Französische Fabrikarbeiter diskutieren die Parlamentswahlen

Drei Tage vor der ersten Runde der Wahlen zur Nationalversammlung am vergangenen Sonntag sprach die World Socialist Web Site mit Arbeitern am Fabriktor von Alstom in La Courneuve, einer Vorstadt im Nordosten von Paris.

Alstom ist ein französischer Industriekonzern, der aus einer Fusion der französischen Alcatel und der britischen General Electric Company hervorging. Er ist in den Bereichen Eisenbahn-, Untergrundbahn-, Schiffs- und Kraftwerksbau, sowie in Stromhandel und -Konversion tätig. Der Konzern hat einen Jahresumsatz von 22 Milliarden Euro und beschäftigt rund 120.000 Menschen in über siebzig Ländern.

Die Fabrik in La Courneuve ist ein älteres Werk mit einer langen Tradition an Arbeitskämpfen, die sich in den letzten Jahren gegen Entlassungen und Schikanen richteten. So protestierten und streikten die Arbeiter im Jahr 2000 gegen einen drohenden Stellenabbau. Die Fabrik ist ein Brennpunkt linker politischer Aktivität: Die lokalen Kandidaten der Parti des Travailleurs und der Lutte Ouvrière arbeiten hier. Auch Mitglieder der Ligue Communiste Révolutionnaire sind in diesem Betrieb vertreten.

Wir sprachen mit Produktionsarbeitern, Betriebshandwerkern und Angestellten, wie auch Passanten. Im Großen und Ganzen hatten sie vor, für die "Linke" zu stimmen - in den meisten Fällen für die Sozialistische Partei (SP). Wir sprachen auch mit einem Sympathisanten der Kommunistischen Partei (KPF) und mit einem jungen Angestellten, der vorhatte, die rechte Koalition, die UMP (Union für eine Präsidentenmehrheit) zu wählen, um "ihnen eine Chance zu geben".

Bei diesen Gesprächen entstand der Eindruck, dass die Arbeiter in Frankreich - wie überall - sehr vielfältige und oftmals konfuse Vorstellungen über die aktuelle politische und wirtschaftliche Lage haben. Es herrscht eine große Unsicherheit darüber, was zu tun wäre, und ein Mangel an Vertrauen in die eigene Fähigkeit, die Entwicklung zu verstehen.

Auf die bevorstehenden Parlamentswahlen reagierten die Arbeiter vor den Toren von Alstom im besten Fall verhalten, obwohl auch hier, wie in Frankreich üblich, jeder oder fast jeder eine Meinung hatte.

Die Arbeiter scheinen nicht allzu viel von den Wahlen oder Parteien, die die kommende Regierung stellen, zu erwarten - weder von der offiziellen Linken noch von der Rechten.
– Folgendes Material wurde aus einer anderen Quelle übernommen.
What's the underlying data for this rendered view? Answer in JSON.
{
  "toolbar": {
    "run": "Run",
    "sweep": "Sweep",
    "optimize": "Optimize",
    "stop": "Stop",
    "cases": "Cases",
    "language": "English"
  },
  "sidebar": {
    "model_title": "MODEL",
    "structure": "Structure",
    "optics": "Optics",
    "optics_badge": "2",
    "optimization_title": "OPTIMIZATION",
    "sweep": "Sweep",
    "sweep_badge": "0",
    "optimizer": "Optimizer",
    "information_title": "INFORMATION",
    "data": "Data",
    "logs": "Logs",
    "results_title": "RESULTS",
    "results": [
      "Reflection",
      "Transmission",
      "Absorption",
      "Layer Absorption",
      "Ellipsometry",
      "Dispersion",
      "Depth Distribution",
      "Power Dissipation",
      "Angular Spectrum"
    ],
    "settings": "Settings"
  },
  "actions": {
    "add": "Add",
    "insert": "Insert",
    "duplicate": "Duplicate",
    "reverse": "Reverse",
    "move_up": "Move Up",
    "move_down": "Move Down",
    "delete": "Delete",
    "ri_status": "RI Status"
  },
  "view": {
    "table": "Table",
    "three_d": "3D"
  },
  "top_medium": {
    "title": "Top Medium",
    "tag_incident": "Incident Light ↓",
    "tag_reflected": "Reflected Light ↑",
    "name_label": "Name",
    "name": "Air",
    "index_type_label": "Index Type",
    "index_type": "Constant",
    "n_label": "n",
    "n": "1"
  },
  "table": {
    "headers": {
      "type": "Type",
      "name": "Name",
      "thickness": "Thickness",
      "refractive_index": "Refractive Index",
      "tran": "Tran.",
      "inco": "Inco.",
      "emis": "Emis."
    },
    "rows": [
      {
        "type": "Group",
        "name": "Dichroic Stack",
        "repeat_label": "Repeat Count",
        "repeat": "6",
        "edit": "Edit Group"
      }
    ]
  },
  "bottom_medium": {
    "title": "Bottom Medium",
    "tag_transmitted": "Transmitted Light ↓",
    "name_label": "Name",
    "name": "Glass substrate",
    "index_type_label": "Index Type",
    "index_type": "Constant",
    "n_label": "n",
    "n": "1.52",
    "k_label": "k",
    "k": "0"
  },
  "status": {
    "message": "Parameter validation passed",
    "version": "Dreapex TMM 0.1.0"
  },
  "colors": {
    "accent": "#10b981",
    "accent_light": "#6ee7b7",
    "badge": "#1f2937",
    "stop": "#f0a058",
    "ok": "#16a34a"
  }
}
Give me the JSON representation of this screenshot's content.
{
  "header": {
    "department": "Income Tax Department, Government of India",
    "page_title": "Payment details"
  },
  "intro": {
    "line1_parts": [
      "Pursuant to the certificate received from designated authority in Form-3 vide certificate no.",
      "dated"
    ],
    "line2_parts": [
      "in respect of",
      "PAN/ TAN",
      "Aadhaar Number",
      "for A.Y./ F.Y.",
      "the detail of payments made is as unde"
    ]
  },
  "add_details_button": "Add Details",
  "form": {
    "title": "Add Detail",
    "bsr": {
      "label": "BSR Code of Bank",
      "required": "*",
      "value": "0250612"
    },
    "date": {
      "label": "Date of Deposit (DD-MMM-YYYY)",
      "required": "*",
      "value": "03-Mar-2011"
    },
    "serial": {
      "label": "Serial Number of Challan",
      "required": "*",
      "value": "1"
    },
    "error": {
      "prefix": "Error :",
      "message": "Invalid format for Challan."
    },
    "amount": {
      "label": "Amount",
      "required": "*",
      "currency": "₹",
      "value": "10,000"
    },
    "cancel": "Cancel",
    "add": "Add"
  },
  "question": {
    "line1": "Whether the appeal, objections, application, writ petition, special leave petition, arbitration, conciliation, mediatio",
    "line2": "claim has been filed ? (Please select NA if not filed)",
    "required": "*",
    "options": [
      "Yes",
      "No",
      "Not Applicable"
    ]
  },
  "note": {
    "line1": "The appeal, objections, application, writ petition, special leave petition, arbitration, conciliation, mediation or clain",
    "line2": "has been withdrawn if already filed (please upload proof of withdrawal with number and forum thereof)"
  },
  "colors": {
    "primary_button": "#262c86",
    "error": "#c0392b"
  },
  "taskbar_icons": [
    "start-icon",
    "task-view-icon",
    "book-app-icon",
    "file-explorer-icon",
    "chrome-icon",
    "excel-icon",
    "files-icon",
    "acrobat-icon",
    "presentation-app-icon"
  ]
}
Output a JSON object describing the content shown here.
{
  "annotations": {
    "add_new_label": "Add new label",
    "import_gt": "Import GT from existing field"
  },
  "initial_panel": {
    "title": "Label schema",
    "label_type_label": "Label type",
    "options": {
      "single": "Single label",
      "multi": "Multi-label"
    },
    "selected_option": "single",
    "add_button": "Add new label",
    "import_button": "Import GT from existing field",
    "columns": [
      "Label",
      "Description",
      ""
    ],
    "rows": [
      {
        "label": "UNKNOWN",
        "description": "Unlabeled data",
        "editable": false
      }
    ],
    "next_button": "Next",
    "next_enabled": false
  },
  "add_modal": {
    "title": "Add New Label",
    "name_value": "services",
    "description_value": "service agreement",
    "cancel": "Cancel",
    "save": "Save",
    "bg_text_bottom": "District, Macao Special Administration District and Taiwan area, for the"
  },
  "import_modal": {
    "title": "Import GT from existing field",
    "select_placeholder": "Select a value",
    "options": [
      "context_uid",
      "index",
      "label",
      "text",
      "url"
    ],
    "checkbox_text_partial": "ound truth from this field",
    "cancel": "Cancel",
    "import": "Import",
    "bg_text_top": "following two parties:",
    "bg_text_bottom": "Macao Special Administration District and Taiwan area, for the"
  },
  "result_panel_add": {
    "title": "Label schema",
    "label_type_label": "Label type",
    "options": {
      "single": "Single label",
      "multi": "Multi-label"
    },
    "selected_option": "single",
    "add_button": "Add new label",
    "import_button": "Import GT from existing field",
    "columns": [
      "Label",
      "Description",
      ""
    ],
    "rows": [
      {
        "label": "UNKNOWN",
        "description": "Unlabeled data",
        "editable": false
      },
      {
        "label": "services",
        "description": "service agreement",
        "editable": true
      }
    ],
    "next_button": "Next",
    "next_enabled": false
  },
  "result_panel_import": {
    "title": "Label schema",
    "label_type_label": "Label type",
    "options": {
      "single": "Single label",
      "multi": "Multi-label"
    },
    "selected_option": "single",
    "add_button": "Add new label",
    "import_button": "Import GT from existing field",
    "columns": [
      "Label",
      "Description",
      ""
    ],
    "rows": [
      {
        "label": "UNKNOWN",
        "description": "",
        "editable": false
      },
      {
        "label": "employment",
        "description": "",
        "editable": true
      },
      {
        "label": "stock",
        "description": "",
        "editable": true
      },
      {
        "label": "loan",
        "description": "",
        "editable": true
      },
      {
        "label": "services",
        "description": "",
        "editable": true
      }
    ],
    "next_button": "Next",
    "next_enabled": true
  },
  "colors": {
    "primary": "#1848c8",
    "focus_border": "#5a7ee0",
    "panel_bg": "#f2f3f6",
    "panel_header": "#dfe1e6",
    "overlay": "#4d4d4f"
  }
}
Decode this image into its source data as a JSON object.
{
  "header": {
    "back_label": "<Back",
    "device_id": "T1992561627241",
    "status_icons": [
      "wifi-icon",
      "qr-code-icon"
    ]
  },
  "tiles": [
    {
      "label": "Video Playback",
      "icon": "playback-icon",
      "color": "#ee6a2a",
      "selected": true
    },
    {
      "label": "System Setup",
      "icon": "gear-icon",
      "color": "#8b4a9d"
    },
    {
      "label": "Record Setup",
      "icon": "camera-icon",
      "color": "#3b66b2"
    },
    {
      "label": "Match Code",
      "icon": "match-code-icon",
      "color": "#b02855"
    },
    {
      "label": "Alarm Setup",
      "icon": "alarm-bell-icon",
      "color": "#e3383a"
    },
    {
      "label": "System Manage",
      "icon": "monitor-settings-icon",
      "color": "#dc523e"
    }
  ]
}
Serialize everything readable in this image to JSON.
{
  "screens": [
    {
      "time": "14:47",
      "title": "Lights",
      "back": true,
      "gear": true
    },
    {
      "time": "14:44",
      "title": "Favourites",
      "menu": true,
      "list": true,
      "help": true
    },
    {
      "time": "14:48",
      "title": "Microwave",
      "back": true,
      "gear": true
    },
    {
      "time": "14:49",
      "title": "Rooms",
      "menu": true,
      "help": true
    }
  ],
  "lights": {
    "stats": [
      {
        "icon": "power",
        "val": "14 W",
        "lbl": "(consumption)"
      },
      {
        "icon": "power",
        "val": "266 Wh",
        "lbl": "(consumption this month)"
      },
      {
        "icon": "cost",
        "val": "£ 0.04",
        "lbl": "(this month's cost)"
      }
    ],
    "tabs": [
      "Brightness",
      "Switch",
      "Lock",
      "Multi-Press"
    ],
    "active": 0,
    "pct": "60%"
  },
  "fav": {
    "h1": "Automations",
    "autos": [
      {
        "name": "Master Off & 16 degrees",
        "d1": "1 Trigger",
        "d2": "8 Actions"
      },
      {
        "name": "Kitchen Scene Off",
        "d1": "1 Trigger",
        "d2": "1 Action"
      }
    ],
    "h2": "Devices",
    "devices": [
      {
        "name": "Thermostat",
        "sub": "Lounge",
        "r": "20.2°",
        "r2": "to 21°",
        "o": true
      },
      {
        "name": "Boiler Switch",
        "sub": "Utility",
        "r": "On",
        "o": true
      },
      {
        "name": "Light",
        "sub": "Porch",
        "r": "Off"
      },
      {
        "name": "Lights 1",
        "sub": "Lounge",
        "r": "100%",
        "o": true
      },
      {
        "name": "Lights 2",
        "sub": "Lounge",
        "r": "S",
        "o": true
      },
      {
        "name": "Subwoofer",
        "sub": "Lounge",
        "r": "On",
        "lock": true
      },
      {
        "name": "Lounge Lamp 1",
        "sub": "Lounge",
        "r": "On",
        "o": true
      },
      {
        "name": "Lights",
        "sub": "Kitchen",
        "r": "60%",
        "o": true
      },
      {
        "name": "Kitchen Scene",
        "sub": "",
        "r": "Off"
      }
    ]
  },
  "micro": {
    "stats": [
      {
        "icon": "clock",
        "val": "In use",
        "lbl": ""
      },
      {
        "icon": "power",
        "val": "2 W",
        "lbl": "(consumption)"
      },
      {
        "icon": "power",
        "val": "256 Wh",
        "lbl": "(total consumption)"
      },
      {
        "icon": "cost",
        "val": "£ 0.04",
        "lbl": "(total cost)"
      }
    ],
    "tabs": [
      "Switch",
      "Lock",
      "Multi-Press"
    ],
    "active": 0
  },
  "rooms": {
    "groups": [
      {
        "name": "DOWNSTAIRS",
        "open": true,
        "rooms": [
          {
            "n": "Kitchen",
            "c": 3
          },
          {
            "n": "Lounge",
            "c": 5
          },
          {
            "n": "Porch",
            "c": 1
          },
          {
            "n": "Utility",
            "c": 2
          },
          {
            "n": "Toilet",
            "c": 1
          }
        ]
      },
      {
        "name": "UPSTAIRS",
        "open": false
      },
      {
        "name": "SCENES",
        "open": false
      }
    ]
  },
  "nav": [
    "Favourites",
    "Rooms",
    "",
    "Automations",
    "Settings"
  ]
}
Warum sollten sie auch, bei den Erfahrungen der jüngsten Vergangenheit?

Es gibt keine Partei und keine führenden Politiker, die sonderliches Interesse oder gar Begeisterungsstürme hervorrufen würden. Die stärksten Worte werden benutzt, wenn es um Angriffe auf diese oder jene Person oder Maßnahme geht: gegen den rechtsextremen Jean-Marie Le Pen, gegen den amtierenden Präsidenten, gegen die 35-Stundenwoche des ehemaligen SP-Premiers Lionel Jospin, gegen jene linken Parteien, die an der Koalitionsregierung von 1997-2002 beteiligt waren. (Ergänzend muss hinzugefügt werden, dass wir trotz der Bemühungen der sogenannten "radikalen Linken" wenig Begeisterung für deren Programm oder Handeln feststellen konnten.)

Wenn auch die Arbeiter kaum Illusionen über die heutigen politischen Parteien oder Gewerkschaften hegen, so verstehen doch die Wenigsten, was mit der unabhängigen politischen Rolle der Arbeiterklasse gemeint sein könnte oder dass etwas Derartiges überhaupt wünschenswert wäre. Jahrzehnte der Vorherrschaft stalinistischer und sozialdemokratischer Bürokratien und ihre Unterordnung der Arbeiter unter die französischen "nationalen Interessen" haben ihren Tribut gefordert.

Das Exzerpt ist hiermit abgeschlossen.